Public bodies in Ireland must ensure their websites and mobile apps are accessible to all people, including persons with disabilities.

Under the EU Web Accessibility Directive, public bodies in Ireland must:

  1. Ensure their website and mobile apps are procured, developed and maintained to comply with all relevant parts of the harmonised standard EN 301 549 v 3.2.1 “Accessibility requirements for ICT products and services”. This is broadly equivalent to reaching conformance-rating AA with the Web Content Accessibility Guidelines 2.1.
  2. Maintain an up to date Accessibility Statement on a prominent area of the website or link from the mobile app. The Accessibility Statement must contain accurate information on the website’s compliance. It must include contact details for people to request assistance or make a formal complaint in relation to the website’s accessibility as required under Irish Regulations. (S7.4.c)).
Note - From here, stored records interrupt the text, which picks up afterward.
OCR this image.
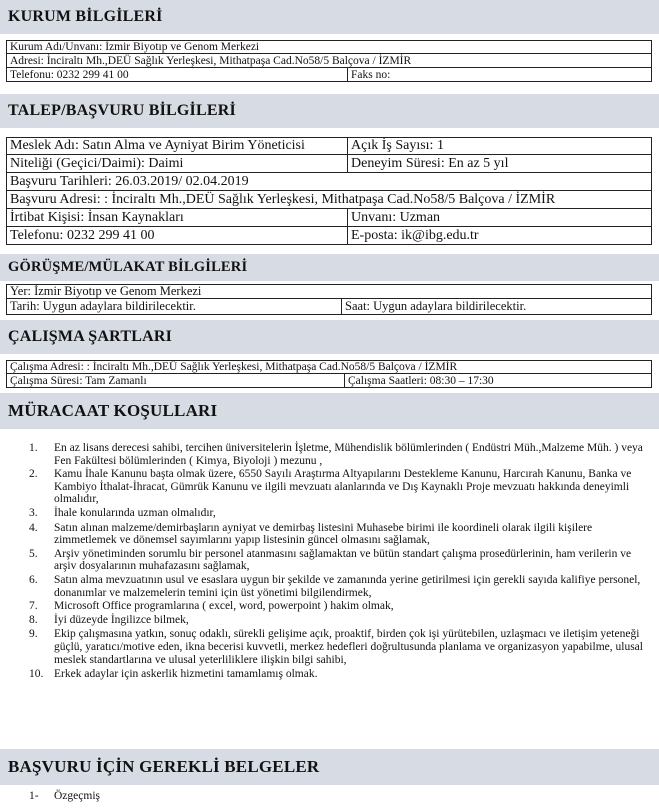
KURUM BİLGİLERİ
Kurum Adı/Unvanı: İzmir Biyotıp ve Genom Merkezi
Adresi: İnciraltı Mh.,DEÜ Sağlık Yerleşkesi, Mithatpaşa Cad.No58/5 Balçova / İZMİR
Telefonu: 0232 299 41 00	Faks no:
TALEP/BAŞVURU BİLGİLERİ
Meslek Adı: Satın Alma ve Ayniyat Birim Yöneticisi	Açık İş Sayısı: 1
Niteliği (Geçici/Daimi): Daimi	Deneyim Süresi: En az 5 yıl
Başvuru Tarihleri: 26.03.2019/ 02.04.2019
Başvuru Adresi: : İnciraltı Mh.,DEÜ Sağlık Yerleşkesi, Mithatpaşa Cad.No58/5 Balçova / İZMİR
İrtibat Kişisi: İnsan Kaynakları	Unvanı: Uzman
Telefonu: 0232 299 41 00	E-posta: ik@ibg.edu.tr
GÖRÜŞME/MÜLAKAT BİLGİLERİ
Yer: İzmir Biyotıp ve Genom Merkezi
Tarih: Uygun adaylara bildirilecektir.	Saat: Uygun adaylara bildirilecektir.
ÇALIŞMA ŞARTLARI
Çalışma Adresi: : İnciraltı Mh.,DEÜ Sağlık Yerleşkesi, Mithatpaşa Cad.No58/5 Balçova / İZMİR
Çalışma Süresi: Tam Zamanlı	Çalışma Saatleri: 08:30 – 17:30
MÜRACAAT KOŞULLARI
1.	En az lisans derecesi sahibi, tercihen üniversitelerin İşletme, Mühendislik bölümlerinden ( Endüstri Müh.,Malzeme Müh. ) veya Fen Fakültesi bölümlerinden ( Kimya, Biyoloji ) mezunu ,
2.	Kamu İhale Kanunu başta olmak üzere, 6550 Sayılı Araştırma Altyapılarını Destekleme Kanunu, Harcırah Kanunu, Banka ve Kambiyo İthalat-İhracat, Gümrük Kanunu ve ilgili mevzuatı alanlarında ve Dış Kaynaklı Proje mevzuatı hakkında deneyimli olmalıdır,
3.	İhale konularında uzman olmalıdır,
4.	Satın alınan malzeme/demirbaşların ayniyat ve demirbaş listesini Muhasebe birimi ile koordineli olarak ilgili kişilere zimmetlemek ve dönemsel sayımlarını yapıp listesinin güncel olmasını sağlamak,
5.	Arşiv yönetiminden sorumlu bir personel atanmasını sağlamaktan ve bütün standart çalışma prosedürlerinin, ham verilerin ve arşiv dosyalarının muhafazasını sağlamak,
6.	Satın alma mevzuatının usul ve esaslara uygun bir şekilde ve zamanında yerine getirilmesi için gerekli sayıda kalifiye personel, donanımlar ve malzemelerin temini için üst yönetimi bilgilendirmek,
7.	Microsoft Office programlarına ( excel, word, powerpoint ) hakim olmak,
8.	İyi düzeyde İngilizce bilmek,
9.	Ekip çalışmasına yatkın, sonuç odaklı, sürekli gelişime açık, proaktif, birden çok işi yürütebilen, uzlaşmacı ve iletişim yeteneği güçlü, yaratıcı/motive eden, ikna becerisi kuvvetli, merkez hedefleri doğrultusunda planlama ve organizasyon yapabilme, ulusal meslek standartlarına ve ulusal yeterliliklere ilişkin bilgi sahibi,
10. Erkek adaylar için askerlik hizmetini tamamlamış olmak.
BAŞVURU İÇİN GEREKLİ BELGELER
1- Özgeçmiş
See more on the requirement for an Accessibility Statement and NDA guidance.
  3. Ensure relevant staff are aware of and receive adequate training on web accessibility.

Find out more about upcoming NDA/ICS trainings and recordings of previous events.
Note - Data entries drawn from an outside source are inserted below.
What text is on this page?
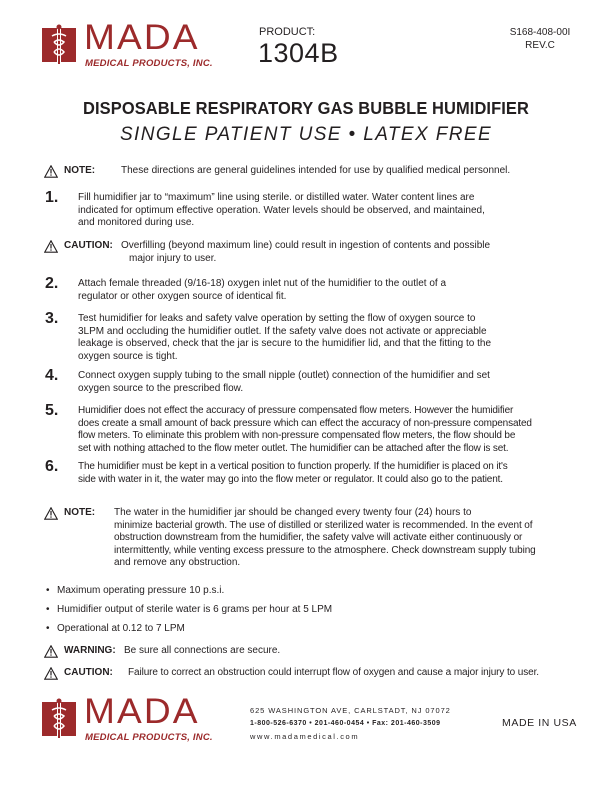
MADA
MEDICAL PRODUCTS, INC.
PRODUCT:
1304B
S168-408-00I
REV.C
DISPOSABLE RESPIRATORY GAS BUBBLE HUMIDIFIER
SINGLE PATIENT USE • LATEX FREE
NOTE:	These directions are general guidelines intended for use by qualified medical personnel.
1. Fill humidifier jar to “maximum” line using sterile. or distilled water. Water content lines are
indicated for optimum effective operation. Water levels should be observed, and maintained,
and monitored during use.
CAUTION: Overfilling (beyond maximum line) could result in ingestion of contents and possible
major injury to user.
2. Attach female threaded (9/16-18) oxygen inlet nut of the humidifier to the outlet of a
regulator or other oxygen source of identical fit.
3. Test humidifier for leaks and safety valve operation by setting the flow of oxygen source to
3LPM and occluding the humidifier outlet. If the safety valve does not activate or appreciable
leakage is observed, check that the jar is secure to the humidifier lid, and that the fitting to the
oxygen source is tight.
4. Connect oxygen supply tubing to the small nipple (outlet) connection of the humidifier and set
oxygen source to the prescribed flow.
5. Humidifier does not effect the accuracy of pressure compensated flow meters. However the humidifier
does create a small amount of back pressure which can effect the accuracy of non-pressure compensated
flow meters. To eliminate this problem with non-pressure compensated flow meters, the flow should be
set with nothing attached to the flow meter outlet. The humidifier can be attached after the flow is set.
6. The humidifier must be kept in a vertical position to function properly. If the humidifier is placed on it's
side with water in it, the water may go into the flow meter or regulator. It could also go to the patient.
NOTE: The water in the humidifier jar should be changed every twenty four (24) hours to
minimize bacterial growth. The use of distilled or sterilized water is recommended. In the event of
obstruction downstream from the humidifier, the safety valve will activate either continuously or
intermittently, while venting excess pressure to the atmosphere. Check downstream supply tubing
and remove any obstruction.
• Maximum operating pressure 10 p.s.i.
• Humidifier output of sterile water is 6 grams per hour at 5 LPM
• Operational at 0.12 to 7 LPM
WARNING: Be sure all connections are secure.
CAUTION: Failure to correct an obstruction could interrupt flow of oxygen and cause a major injury to user.
MADA
MEDICAL PRODUCTS, INC.
625 WASHINGTON AVE, CARLSTADT, NJ 07072
1-800-526-6370 • 201-460-0454 • Fax: 201-460-3509
www.madamedical.com
MADE IN USA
Who do the 2020 Regulations Apply to?

The 2020 regulations apply to most public sector bodies but they do not apply to the websites and mobile apps of public service broadcasters or any other body fulfilling a public service broadcasting remit.

They also do not apply to websites and mobile apps of certain types of non-governmental organisations (NGOs). These include NGOs that do not provide services that are essential to the public, or services that specifically address the needs of people with disabilities.
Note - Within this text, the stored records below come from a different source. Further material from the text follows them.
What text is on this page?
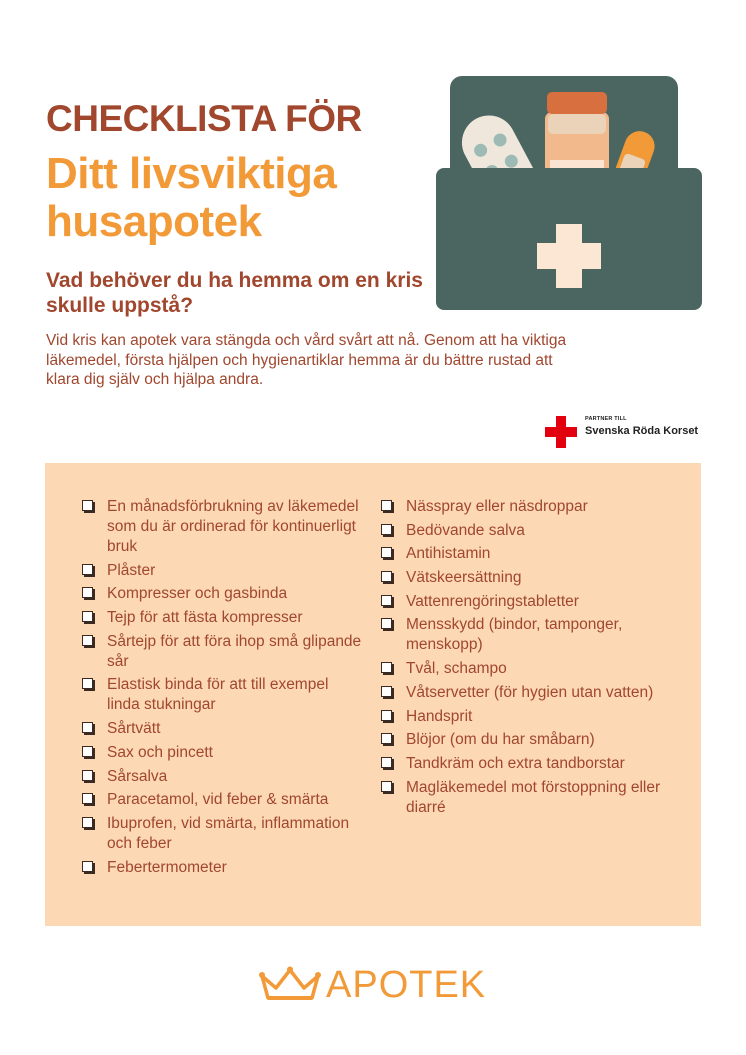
CHECKLISTA FÖR
Ditt livsviktiga husapotek
Vad behöver du ha hemma om en kris skulle uppstå?

Vid kris kan apotek vara stängda och vård svårt att nå. Genom att ha viktiga läkemedel, första hjälpen och hygienartiklar hemma är du bättre rustad att klara dig själv och hjälpa andra.

PARTNER TILL
Svenska Röda Korset
En månadsförbrukning av läkemedel som du är ordinerad för kontinuerligt bruk
Plåster
Kompresser och gasbinda
Tejp för att fästa kompresser
Sårtejp för att föra ihop små glipande sår
Elastisk binda för att till exempel linda stukningar
Sårtvätt
Sax och pincett
Sårsalva
Paracetamol, vid feber & smärta
Ibuprofen, vid smärta, inflammation och feber
Febertermometer
Nässpray eller näsdroppar
Bedövande salva
Antihistamin
Vätskeersättning
Vattenrengöringstabletter
Mensskydd (bindor, tamponger, menskopp)
Tvål, schampo
Våtservetter (för hygien utan vatten)
Handsprit
Blöjor (om du har småbarn)
Tandkräm och extra tandborstar
Magläkemedel mot förstoppning eller diarré
APOTEK
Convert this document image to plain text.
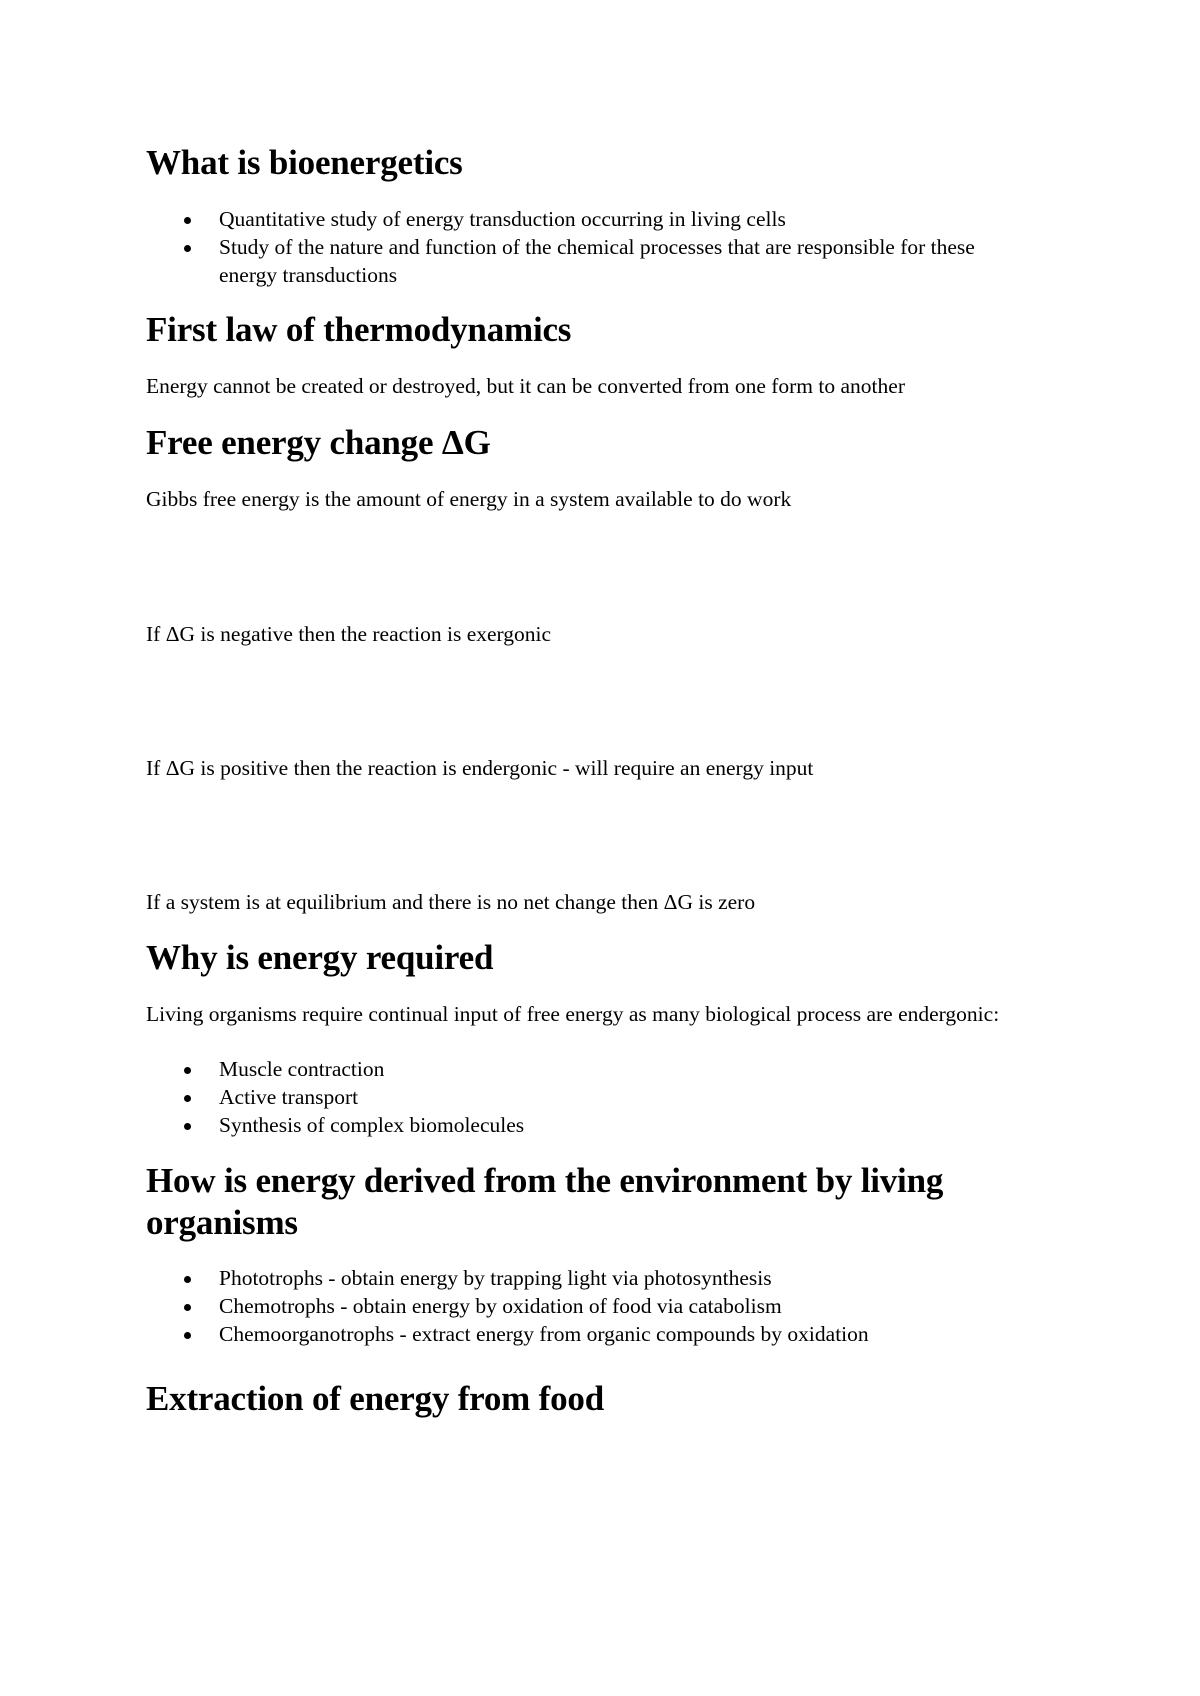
What is bioenergetics
Quantitative study of energy transduction occurring in living cells
Study of the nature and function of the chemical processes that are responsible for these energy transductions
First law of thermodynamics

Energy cannot be created or destroyed, but it can be converted from one form to another

Free energy change ΔG

Gibbs free energy is the amount of energy in a system available to do work

If ΔG is negative then the reaction is exergonic

If ΔG is positive then the reaction is endergonic - will require an energy input

If a system is at equilibrium and there is no net change then ΔG is zero

Why is energy required

Living organisms require continual input of free energy as many biological process are endergonic:

Muscle contraction
Active transport
Synthesis of complex biomolecules
How is energy derived from the environment by living organisms
Phototrophs - obtain energy by trapping light via photosynthesis
Chemotrophs - obtain energy by oxidation of food via catabolism
Chemoorganotrophs - extract energy from organic compounds by oxidation
Extraction of energy from food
The 2020 regulations apply to most types of content including:

  • Office file formats (Word, PowerPoint and PDF documents)

  • Videos

  • Forms

  • Intranets, extranets and their contents

Some types of content are exempt, such as live media and maps that aren’t used for navigational purposes.

Exemptions also apply to some types of content published before a particular date including:

  • Office file formats published before 23 September 2018, unless the content is needed for active administrative processes relating to tasks performed by the public sector body concerned

  • Pre-recorded time-based media published before 23 September 2020. This could include videos or audio recordings of events

  • Content of websites and mobile applications qualifying as archives

  • Third-party content that isn’t funded by or under the control of the public sector body. For example, social media ‘like’ buttons

  • Online reproductions of items in heritage collections that can’t be made fully accessible

  • Content on intranets or extranets published before 23 September 2019 until such websites undergo a substantial revision

  • Content of websites and mobile applications qualifying as archives, meaning that they only contain content that isn’t needed for active administrative processes or updated or edited after 23 September 2019


As of September 2020, any public body website covered by the 2020 regulations should be accessible.

Public sector mobile apps must be accessible by 23 June 2021.